酒場で遊んでくれと声をかけられたのならば、色を売りにくる時の常套句だ。
無論、先ほどまで熱心に対局を観ていたのだから、この子供がどういうことを狙って遊ぼうと話しかけてきたのかは、青年は理解してる。
話しかけられた側は、きょとんとしてしていたが、なんのことを言っているのかわかったようで頬をかぁと赤らめた。

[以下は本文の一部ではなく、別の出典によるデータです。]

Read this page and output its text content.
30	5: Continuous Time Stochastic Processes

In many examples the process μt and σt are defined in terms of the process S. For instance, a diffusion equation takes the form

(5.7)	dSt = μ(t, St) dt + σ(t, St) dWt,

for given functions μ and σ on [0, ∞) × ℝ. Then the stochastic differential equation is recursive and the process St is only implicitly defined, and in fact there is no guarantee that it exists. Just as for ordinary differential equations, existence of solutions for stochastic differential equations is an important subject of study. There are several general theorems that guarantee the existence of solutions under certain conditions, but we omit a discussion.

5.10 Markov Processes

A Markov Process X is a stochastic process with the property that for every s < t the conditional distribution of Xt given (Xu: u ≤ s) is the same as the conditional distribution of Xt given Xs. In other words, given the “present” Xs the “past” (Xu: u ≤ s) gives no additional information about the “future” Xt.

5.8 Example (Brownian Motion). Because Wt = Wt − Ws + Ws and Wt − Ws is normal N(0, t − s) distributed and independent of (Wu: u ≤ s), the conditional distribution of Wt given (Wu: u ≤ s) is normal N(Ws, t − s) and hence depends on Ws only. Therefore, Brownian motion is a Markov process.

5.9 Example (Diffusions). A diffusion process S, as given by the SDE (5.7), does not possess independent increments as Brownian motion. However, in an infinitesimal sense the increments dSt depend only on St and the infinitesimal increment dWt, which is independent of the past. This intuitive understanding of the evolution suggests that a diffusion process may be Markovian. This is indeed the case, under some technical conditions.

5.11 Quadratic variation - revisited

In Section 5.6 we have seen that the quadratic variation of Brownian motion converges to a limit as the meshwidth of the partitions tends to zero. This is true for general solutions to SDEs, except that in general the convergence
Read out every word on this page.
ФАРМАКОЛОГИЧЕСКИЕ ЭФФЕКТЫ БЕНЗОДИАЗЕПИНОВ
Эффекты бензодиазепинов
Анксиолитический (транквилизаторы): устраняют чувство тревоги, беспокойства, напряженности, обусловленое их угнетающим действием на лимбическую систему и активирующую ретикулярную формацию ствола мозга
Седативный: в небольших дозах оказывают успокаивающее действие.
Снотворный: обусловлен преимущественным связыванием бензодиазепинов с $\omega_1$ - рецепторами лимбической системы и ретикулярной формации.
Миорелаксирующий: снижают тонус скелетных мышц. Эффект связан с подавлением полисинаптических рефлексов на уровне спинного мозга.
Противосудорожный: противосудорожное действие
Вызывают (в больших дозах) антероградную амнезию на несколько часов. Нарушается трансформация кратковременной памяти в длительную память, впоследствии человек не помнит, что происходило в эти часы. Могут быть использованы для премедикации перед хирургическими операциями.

「ち、ちげえよ、にいちゃん。このスケベじじい。さっき碁を打ってたじゃんか。にいちゃんまあまあつええじゃん、おれも一局打ってやってもいいぜ」
ふんっ、と鼻を鳴らしすと、なぜか得意げな顔で語る。青年には子供の背後に子犬が尻尾をぶんぶんと揺らしている幻影が見えた。
なんとわかりやすく、かわいらしい。
わたしも師匠には、このように見られていたのかもしれないな、と青年は一人頷いた。
「よし、いいだろう。相手になってやろう。と言いたいところだが、しかし教えるとなると少しは金をいただくぞ、持っているのか」
勝負以外で他のものから教えを請うとき、それが一端の勝負師であるのならば半銀貨2枚が相場であった。
いくらかわいいからと言っても、自身が持っている技をタダで披露することは青年にとっても憚られる。
すると子供は頬をふくらませて反論した。
「それもちげえよ! だから勝負してやってもいいって言ったんだよ。たぶん観たところ、にいちゃん多少は腕が立つけど、おれより弱えもん」
そんな不躾な言いようには、さすがに青年もかちんときたのだろうか。
「いいだろう。では勝負しようではないか。賭金は相場の銀5枚でどうか」
頬を引きつらせながらそう答えた。
「いいじゃん。さっさと飲み終わっちゃえよ。一局指南して進ぜよう」
ふふん、と腰に手を置き胸を張りながら、先ほどよりも得意げな顔で子供はそういった。
どこで覚えてきたかしらないが、この子供には相手をイラつかせる才能があるらしかった。
碁の才能はまだ未知数ではあるが、そのことは間違いない。
青年は確信しながら、残りのエールをぐびりとやった。